幕末純想恋歌


「しつこいぃ!?俺は葵を心配して」

「だって本当に何もないですもん!!」


言えるわけないよ…

坂本龍馬と桂小五郎にあったなんて…


「…はぁ、平助も葵もそこらでやめとけ」


いい加減土方が止めようとしたときだった。

バァンッ!!


「土方君!!大変なことにないました!!」


いつも落ち着いている山南が慌てたようすで駆け込んできた。


「大坂から急ぎの文です。大坂へ向かった面々が大坂にて力士と乱闘。こちらには目立つ被害はないですが、力士方には死人まででたようです」


「…チッ、なにしてんだよ。原因は…、勿論芹沢さんか…。くそっ」


土方が唇を噛み締めている。


「どうしますか、土方君。」


「どうもこうも、今は近藤さんに任せるしかねぇだろ。なんたって大坂だ。」


「ええ、私もそれしかないと。

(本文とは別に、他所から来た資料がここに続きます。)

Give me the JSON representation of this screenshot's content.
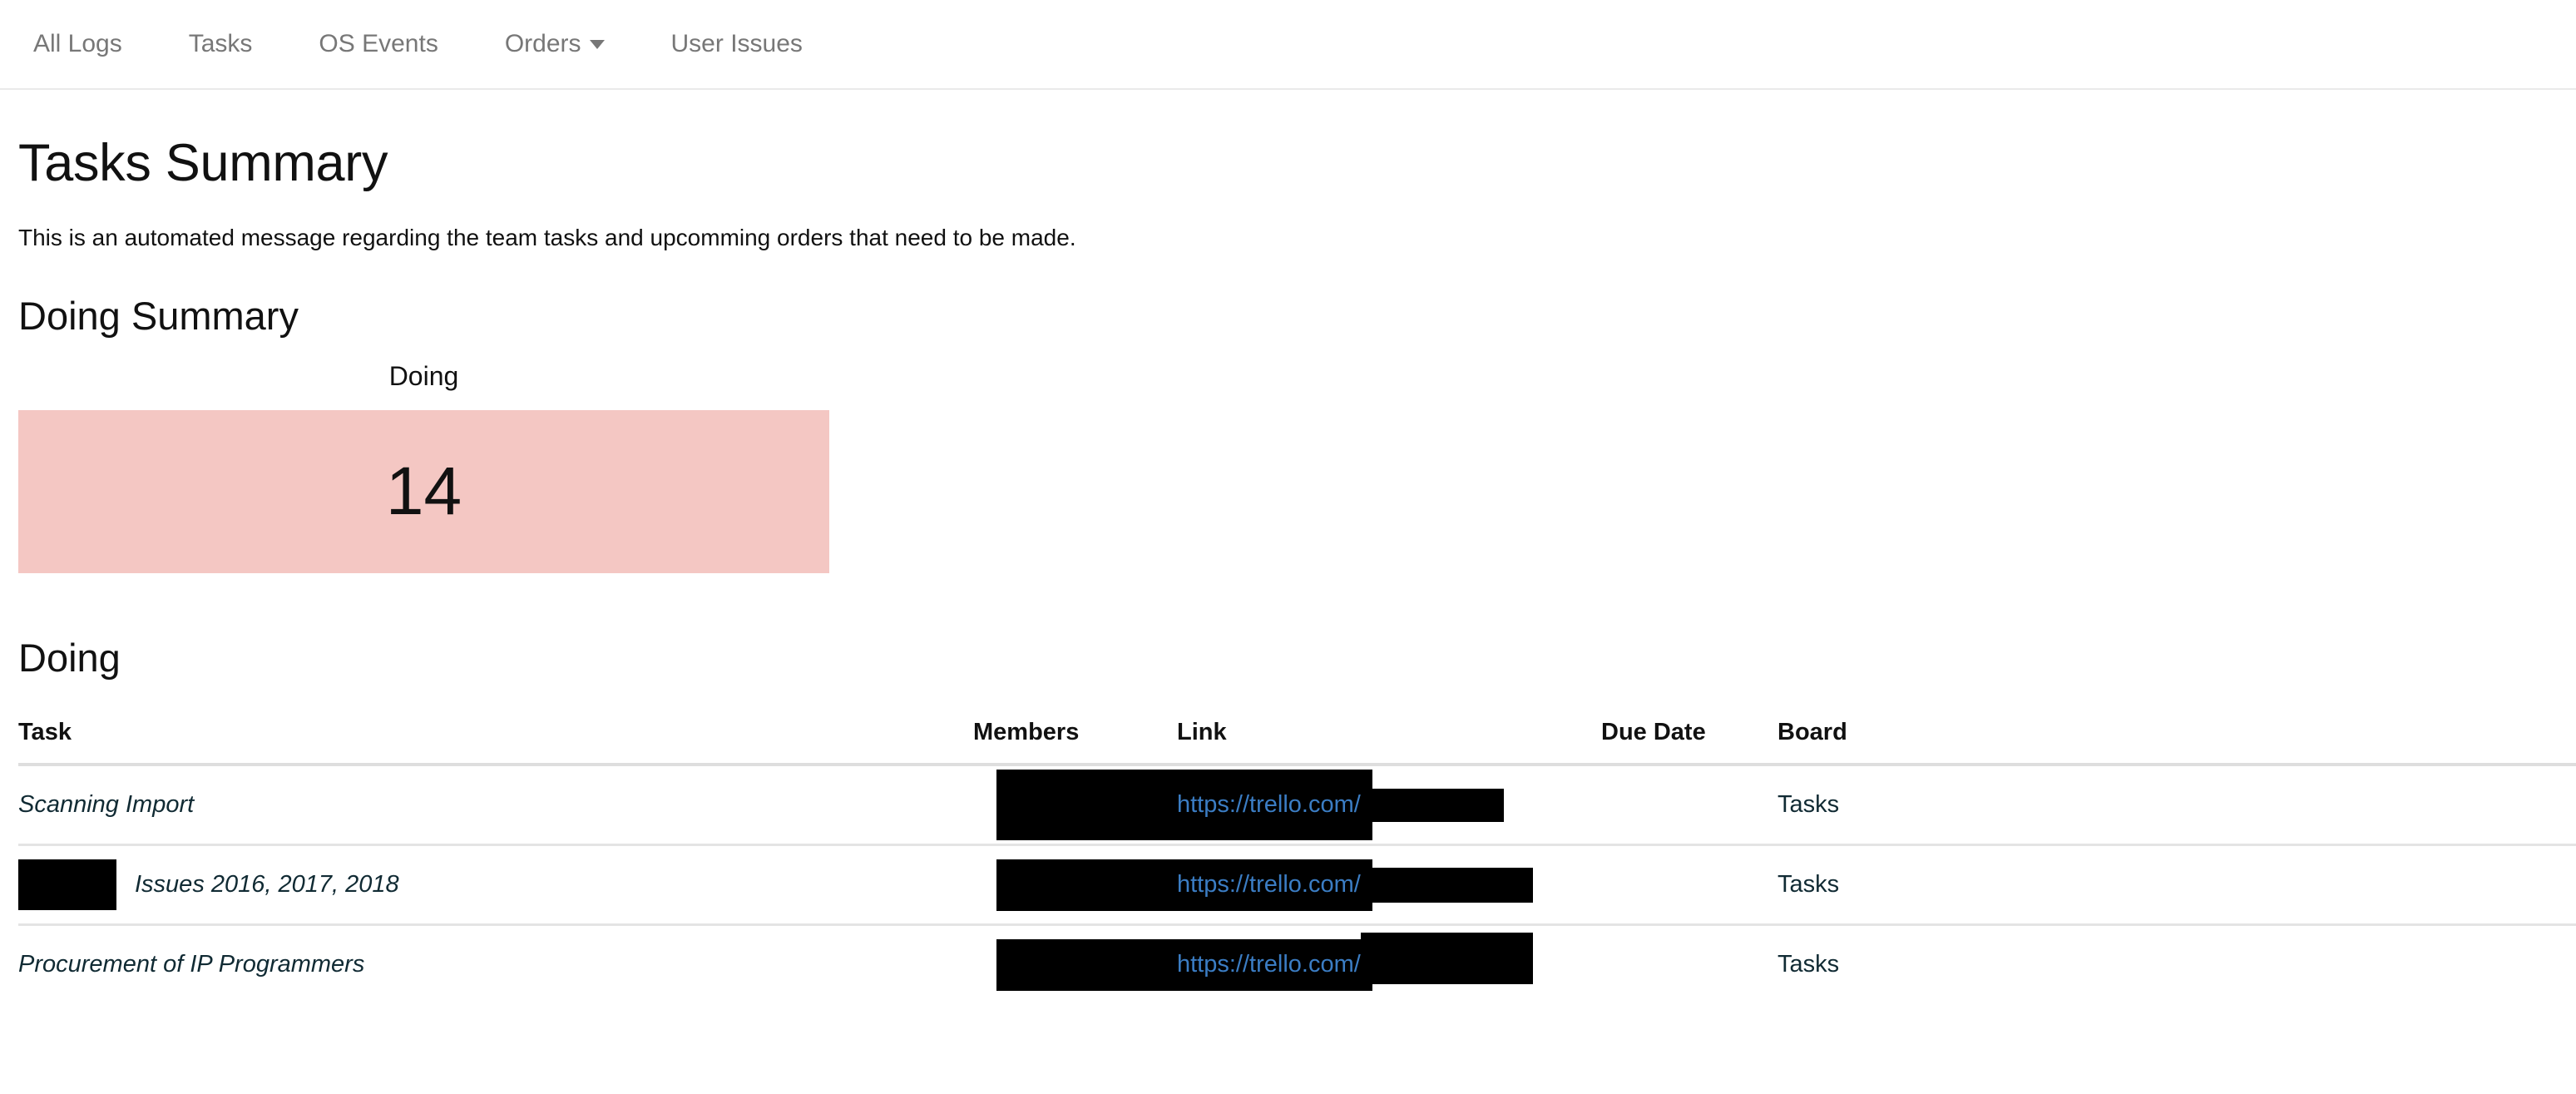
{
  "nav": {
    "items": [
      {
        "label": "All Logs",
        "has_caret": false
      },
      {
        "label": "Tasks",
        "has_caret": false
      },
      {
        "label": "OS Events",
        "has_caret": false
      },
      {
        "label": "Orders",
        "has_caret": true
      },
      {
        "label": "User Issues",
        "has_caret": false
      }
    ]
  },
  "page": {
    "title": "Tasks Summary",
    "subtitle": "This is an automated message regarding the team tasks and upcomming orders that need to be made.",
    "summary_section_heading": "Doing Summary",
    "table_section_heading": "Doing"
  },
  "summary_card": {
    "label": "Doing",
    "value": "14",
    "background_color": "#f4c7c3"
  },
  "table": {
    "headers": {
      "task": "Task",
      "members": "Members",
      "link": "Link",
      "due_date": "Due Date",
      "board": "Board"
    },
    "rows": [
      {
        "task": "Scanning Import",
        "task_redacted_prefix": false,
        "members": "",
        "members_redacted": true,
        "link_text": "https://trello.com/",
        "link_redacted": true,
        "due_date": "",
        "board": "Tasks"
      },
      {
        "task": "Issues 2016, 2017, 2018",
        "task_redacted_prefix": true,
        "members": "",
        "members_redacted": true,
        "link_text": "https://trello.com/",
        "link_redacted": true,
        "due_date": "",
        "board": "Tasks"
      },
      {
        "task": "Procurement of IP Programmers",
        "task_redacted_prefix": false,
        "members": "",
        "members_redacted": true,
        "link_text": "https://trello.com/",
        "link_redacted": true,
        "due_date": "",
        "board": "Tasks"
      }
    ]
  },
  "colors": {
    "nav_text": "#777777",
    "link_blue": "#3b7dc4",
    "card_pink": "#f4c7c3",
    "row_divider": "#e4e4e4",
    "header_divider": "#dedede"
  }
}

」


土方の言葉に山南が同意する。



土方、山南をはじめこの場にいる全員が険しい顔をしている。



「…くそ、芹沢め…」



誰かがボソリと漏らしたこと言葉は、声の大きさに反して響いた。


葵を除く皆の心を表しているようだった。



───このあたりから芹沢さんの運命は決まっていたのかもしれない。

近づいてくる何かの足音を聞きながらわたしはそう思った。



時代は静かに、それでも確実に、ゆっくりと動き出している。